La Cour européenne des droits de l’homme saisie de la déchéance de nationalité
La Cour européenne des droits de l’homme saisie de la déchéance de nationalité
Par Jean-Baptiste Jacquin
Cinq ex-binationaux franco-marocains et franco-turc, déchus en 2015 de leur nationalité française pour des faits datant de 2003, estiment cette sanction « politique » et « disproportionnée ».
Les cinq ex-binationaux déchus de leur nationalité française le 7 octobre 2015 par décrets du premier ministre ont saisi, vendredi 2 septembre, la Cour européenne des droits de l’homme (CEDH). « Ce n’est pas le procès de la déchéance de nationalité que nous souhaitons faire, mais le procès de son utilisation politique », justifie William Bourdon, leur avocat. De fait, la déchéance de nationalité n’est pas, en tant que telle, contraire à la Convention européenne des droits de l’homme.
La mesure décidée quelques mois après les attentats de Charlie Hebdo et de l’Hyper Cacher visait quatre Franco-Marocains et un Franco-Turc, tous condamnés en 2007 pour avoir apporté un soutien financier au Groupe islamiste combattant marocain (GICM), une organisation dont les auteurs des attentats de Casablanca au Maroc en 2003 (quarante-trois morts dont quatre Français) étaient proches. Ils ont purgé leur peine de prison de cinq à huit ans et n’ont pas fait l’objet d’autre condamnation ni même d’une quelconque poursuite depuis leur libération, il y a déjà plusieurs années. Toutefois, des notes blanches du renseignement intérieur évoquent des fréquentations de milieux islamistes, sans qu’il y ait matière à procédure judiciaire.
Cette déchéance de nationalité, décidée par le gouvernement de Manuel Valls plus de dix ans après les faits qui leur étaient reprochés, revêt, selon M. Bourdon, « un caractère éminemment politique totalement étranger aux considérations qui doivent normalement présider à la lutte contre le terrorisme ». Juridiquement applicable en 2007, elle n’avait jamais été évoquée au cours de leur procès ni après.
Risque imminent d’expulsion
Le Conseil d’Etat, devant lequel Redouane Aberbri, Rachid Ait El Haj, Fouad Charouali, Bachir Ghoumid et Attila Turk ont attaqué cette sanction administrative, a rejeté leur recours le 8 juin. La haute juridiction estime notamment que la déchéance de nationalité est « dépourvue d’effet sur la présence sur le territoire français de celui qu’[elle] vise, comme sur ses liens avec les membres de sa famille, et n’affecte pas, dès lors, le droit au respect de sa vie familiale ».

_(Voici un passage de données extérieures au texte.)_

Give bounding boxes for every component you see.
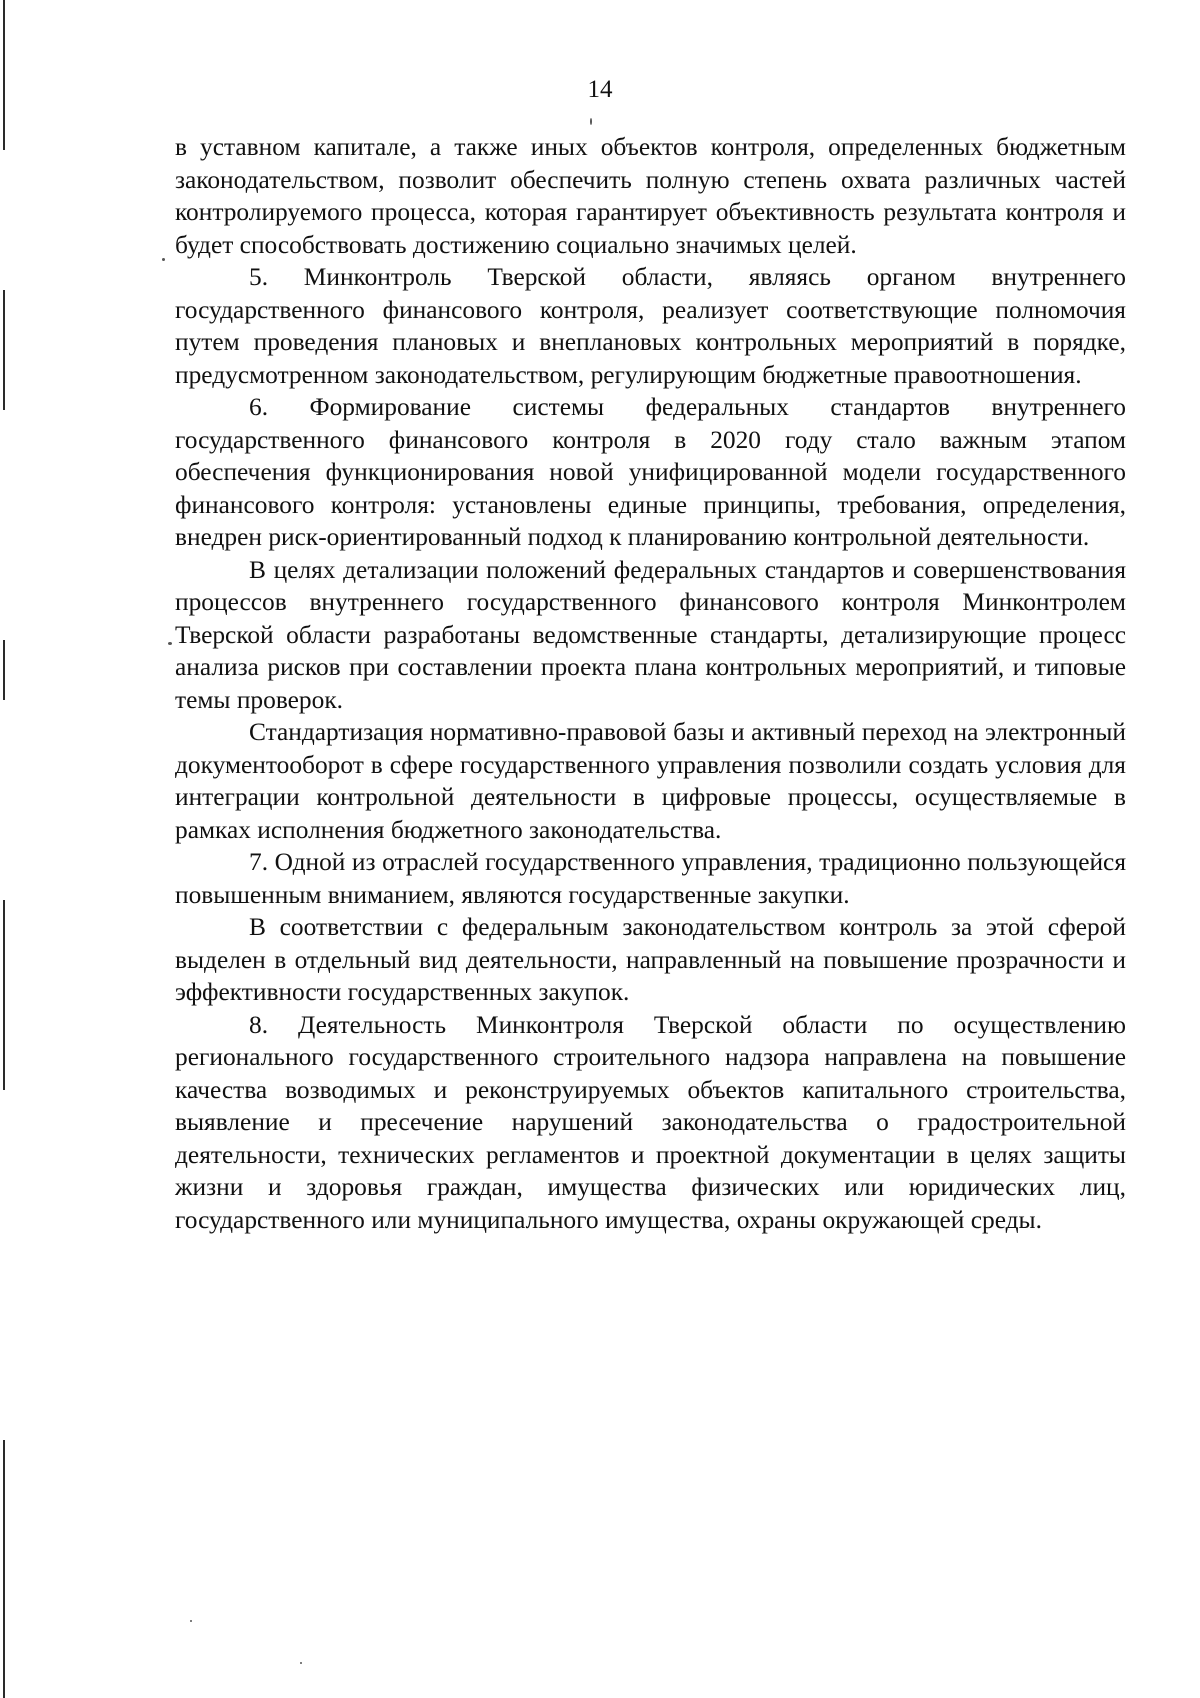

M. Bourdon compte plaider l’inverse à Strasbourg en soulignant que ces cinq personnes, qui ont toutes des familles en France et des enfants français nés sur le territoire national, risquent l’expulsion à tout moment. Ils ont désormais pour seuls papiers un récépissé de demande de titre de séjour en France et le passeport d’un pays où ils n’ont pas vécu. Deux sont nés en France, les autres y sont arrivés jeunes enfants. L’avocat compte invoquer en outre pour quatre des cinq plaignants devant la CEDH le « risque extrêmement sérieux de traitements inhumains ou dégradants » en cas d’expulsion vers le Maroc.
Au final, la sanction va être contestée devant la CEDH en raison de son caractère « disproportionné ». Elle « condamne par ricochet les familles » françaises de ces ex-binationaux.
Lors du débat homérique du premier semestre 2016 autour du projet d’inscription de la déchéance de la nationalité dans la Constitution, l’une des solutions un temps avancées pour rechercher un consensus était de réserver la déchéance aux personnes condamnées pour crime terroriste et non pour délit terroriste. Or ces cinq déchus ont été condamnés en 2007 pour un délit terroriste d’association de malfaiteurs et non pour des infractions de nature criminelle.
Le projet de réforme avorté du printemps prévoyait en outre qu’il revienne au juge judiciaire de prononcer la déchéance comme une peine complémentaire de la condamnation. Une autorité administrative n’aurait plus eu la possibilité de décider une telle sanction près de dix ans après la sanction judiciaire. L’avocat des cinq déchus demande à la CEDH un « traitement prioritaire » des requêtes, en raison du risque imminent d’expulsion. Mais la procédure pourrait durer deux ans.